Bu, yerel ihtiyaçları karşılamak için yerel malzemeleri kullanan, en iyi yerel mimaridir.
Gezgin Freya Stark'ın 1930'larda buraya geldiğinde burayı neden Çölün Manhattan'ı olarak adlandırdığını anlayabilirsiniz.
Batı'da benzer yoğunluğa sahip çok az yer vardı ve hiçbiri 500 yıllık ve "profesyonel" mimarlar ve mühendisler olmadan inşa edilmiş değildi.
Ve böylece bunlar gerçekten gökdelen değil. "Gökdelen", beton, çelik ve devasa bir inşaat endüstrisinin mümkün kıldığı, yerel koşullara kayıtsız modern bir yapıdır.
Shibam'ın gökdelenleri tam tersi: geleneksel mimarinin bir zaferi.
İki bin yılı aşkın bir süredir yerleşim yeri olmuştur.
Yemen'in Romalı adı, "Bereketli Arabistan" veya "Kutsanmış Arabistan" anlamına gelen Arabia Felix idi.
Çünkü tütsü, mür, tarçın gibi nadide baharatlar bu bölgede üretilir ve ticareti yapılırdı.

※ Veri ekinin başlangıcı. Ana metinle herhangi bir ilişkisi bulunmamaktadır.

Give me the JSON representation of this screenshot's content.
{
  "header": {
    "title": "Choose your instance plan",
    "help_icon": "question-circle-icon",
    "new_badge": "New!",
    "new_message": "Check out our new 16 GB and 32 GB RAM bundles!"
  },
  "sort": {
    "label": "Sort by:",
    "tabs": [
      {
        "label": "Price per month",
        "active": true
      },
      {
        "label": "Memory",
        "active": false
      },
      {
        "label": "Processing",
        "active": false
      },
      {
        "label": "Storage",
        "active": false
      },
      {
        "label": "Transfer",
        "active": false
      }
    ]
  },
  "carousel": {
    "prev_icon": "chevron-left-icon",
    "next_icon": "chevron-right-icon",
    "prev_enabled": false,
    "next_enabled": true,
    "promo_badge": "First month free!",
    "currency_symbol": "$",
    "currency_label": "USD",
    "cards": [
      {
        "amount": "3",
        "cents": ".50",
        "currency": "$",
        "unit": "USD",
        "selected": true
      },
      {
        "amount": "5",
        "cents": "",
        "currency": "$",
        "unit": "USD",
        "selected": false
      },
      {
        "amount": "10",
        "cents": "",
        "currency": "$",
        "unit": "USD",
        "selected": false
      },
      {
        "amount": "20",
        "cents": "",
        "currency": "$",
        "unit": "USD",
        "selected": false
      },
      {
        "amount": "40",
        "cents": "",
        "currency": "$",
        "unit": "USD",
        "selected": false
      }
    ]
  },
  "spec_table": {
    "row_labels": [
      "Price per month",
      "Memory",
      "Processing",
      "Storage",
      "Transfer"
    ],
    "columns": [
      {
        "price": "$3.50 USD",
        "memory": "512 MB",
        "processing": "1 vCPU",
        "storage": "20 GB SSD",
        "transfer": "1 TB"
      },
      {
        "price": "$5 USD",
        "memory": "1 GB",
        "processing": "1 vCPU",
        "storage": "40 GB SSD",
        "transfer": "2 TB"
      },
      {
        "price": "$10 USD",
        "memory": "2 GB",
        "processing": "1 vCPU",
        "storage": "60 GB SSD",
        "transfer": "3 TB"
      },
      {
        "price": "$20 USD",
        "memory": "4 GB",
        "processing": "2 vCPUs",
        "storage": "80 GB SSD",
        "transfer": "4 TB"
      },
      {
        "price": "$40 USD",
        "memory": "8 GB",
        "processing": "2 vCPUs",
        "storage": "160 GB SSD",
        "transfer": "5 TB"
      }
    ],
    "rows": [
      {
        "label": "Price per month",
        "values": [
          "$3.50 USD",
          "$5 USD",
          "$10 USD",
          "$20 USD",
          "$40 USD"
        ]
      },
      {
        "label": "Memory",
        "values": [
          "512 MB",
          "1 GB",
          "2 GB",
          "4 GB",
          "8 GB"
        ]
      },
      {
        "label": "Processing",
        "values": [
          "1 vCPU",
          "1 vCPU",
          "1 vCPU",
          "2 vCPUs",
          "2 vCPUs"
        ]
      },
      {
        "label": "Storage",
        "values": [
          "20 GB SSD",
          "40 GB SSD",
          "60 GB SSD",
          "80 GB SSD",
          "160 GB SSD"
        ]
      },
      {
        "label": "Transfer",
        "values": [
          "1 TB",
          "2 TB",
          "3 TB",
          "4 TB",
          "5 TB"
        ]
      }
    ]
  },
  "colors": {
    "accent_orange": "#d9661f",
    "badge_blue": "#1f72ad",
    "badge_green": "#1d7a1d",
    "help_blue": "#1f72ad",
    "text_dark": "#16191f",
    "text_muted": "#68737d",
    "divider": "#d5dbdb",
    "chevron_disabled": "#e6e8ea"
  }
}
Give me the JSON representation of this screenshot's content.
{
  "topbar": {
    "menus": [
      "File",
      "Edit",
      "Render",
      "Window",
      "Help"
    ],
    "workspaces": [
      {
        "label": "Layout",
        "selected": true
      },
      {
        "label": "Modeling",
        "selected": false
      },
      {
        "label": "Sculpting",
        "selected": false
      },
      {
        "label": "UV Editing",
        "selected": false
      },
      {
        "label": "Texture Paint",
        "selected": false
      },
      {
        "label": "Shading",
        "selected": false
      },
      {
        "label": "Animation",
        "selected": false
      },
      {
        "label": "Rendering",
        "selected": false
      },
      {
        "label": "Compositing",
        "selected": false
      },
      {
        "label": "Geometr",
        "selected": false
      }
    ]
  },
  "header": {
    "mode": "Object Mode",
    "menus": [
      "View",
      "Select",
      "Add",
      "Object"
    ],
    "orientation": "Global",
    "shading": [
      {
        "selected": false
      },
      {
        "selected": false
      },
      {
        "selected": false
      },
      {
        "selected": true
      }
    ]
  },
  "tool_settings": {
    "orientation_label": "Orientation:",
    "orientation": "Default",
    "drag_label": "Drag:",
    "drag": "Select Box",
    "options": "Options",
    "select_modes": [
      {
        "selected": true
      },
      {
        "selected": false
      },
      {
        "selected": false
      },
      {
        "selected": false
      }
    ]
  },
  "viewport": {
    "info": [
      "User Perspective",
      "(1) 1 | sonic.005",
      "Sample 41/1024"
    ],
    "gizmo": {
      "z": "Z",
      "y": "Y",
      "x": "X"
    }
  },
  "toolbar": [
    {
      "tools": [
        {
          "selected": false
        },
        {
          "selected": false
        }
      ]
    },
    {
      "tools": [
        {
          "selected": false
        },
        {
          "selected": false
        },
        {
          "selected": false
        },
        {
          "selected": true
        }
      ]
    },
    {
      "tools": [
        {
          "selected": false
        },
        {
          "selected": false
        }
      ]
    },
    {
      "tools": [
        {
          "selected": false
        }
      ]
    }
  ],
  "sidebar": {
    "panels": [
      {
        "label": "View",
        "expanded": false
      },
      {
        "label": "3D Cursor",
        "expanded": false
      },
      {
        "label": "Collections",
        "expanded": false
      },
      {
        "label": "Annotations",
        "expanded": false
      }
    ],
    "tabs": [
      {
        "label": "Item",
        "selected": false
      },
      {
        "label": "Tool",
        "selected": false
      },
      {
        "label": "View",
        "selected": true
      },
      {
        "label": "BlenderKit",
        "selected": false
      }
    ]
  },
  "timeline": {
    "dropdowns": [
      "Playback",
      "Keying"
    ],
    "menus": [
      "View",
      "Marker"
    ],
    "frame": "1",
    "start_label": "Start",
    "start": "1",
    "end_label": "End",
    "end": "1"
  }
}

Antik Dünya sandığımızdan çok daha fazla bağlantılıydı ve Shibam da dahil olmak üzere Hadramaut'un tamamı kıtalararası baharat ve diğer mal ticaret ağına bağlıydı.
Yaşlı Pliny ve Diodorus gibi Romalı tarihçiler Hadramaut hakkında bile yazdılar.
Yemen bu eski ağın tam ortasındaydı ve sadece değerli baharat üreticisi olarak değil, doğu ile batı arasında bir aracı olarak da hayati önem taşıyordu.
İpek Yolu karadan geçiyordu ama Hint Okyanusu'ndan gelen deniz baharat ticareti Yemen'den geçiyordu.
Shibam'da o zamandan beri yerleşim var; kıyıya baharat getiren iç tüccarlar için bir kervan durağı.
Bugün gördüğümüz şehir, büyük ölçüde 16. yüzyılda eski şehrin bir sel sırasında yıkılmasından sonra inşa edilmiş, ancak bazı bölümleri 9. ve 10. yüzyıllara kadar uzanıyor.
Ancak Shibam alışılmadık bir durum değil; kümelenmiş kuleleri Hadhramaut mimarisinin tipik bir örneğidir.
Bu bölgenin vadileri ve dağları nefes kesen Al-Hajarayn kasabası gibi şehirler, saraylar, hisarlarla dolu.
Sonra, Hadhramaut vadilerinde gizlenmiş kerpiç gökdelenlerden oluşan başka bir izole şehir olan Wadi Dawan var.
Ya da dar bir vadinin dibindeki bir bayır üzerine kurulmuş küçük Haid al-Jazil köyü.
Bu, yerel halkın mimarisini ve şehir planlamasını uyarladığı Hadhramaut'un manzarası ve çevresi hakkında iyi bir fikir verir.
Burada biraz farklı bir açıdan görülüyor.
Hadhramaut kasabaları güzeldir - ve "gökdelenlerin" asırlık olduğunun kanıtıdır - ama güzel olmaktan çok daha fazlasıdır.
Shibam'a "Çölün Manhattan'ı" demek kötü bir hizmettir; bu yaşayan şehirler, yöresel mimarinin üstün bir örneğidir.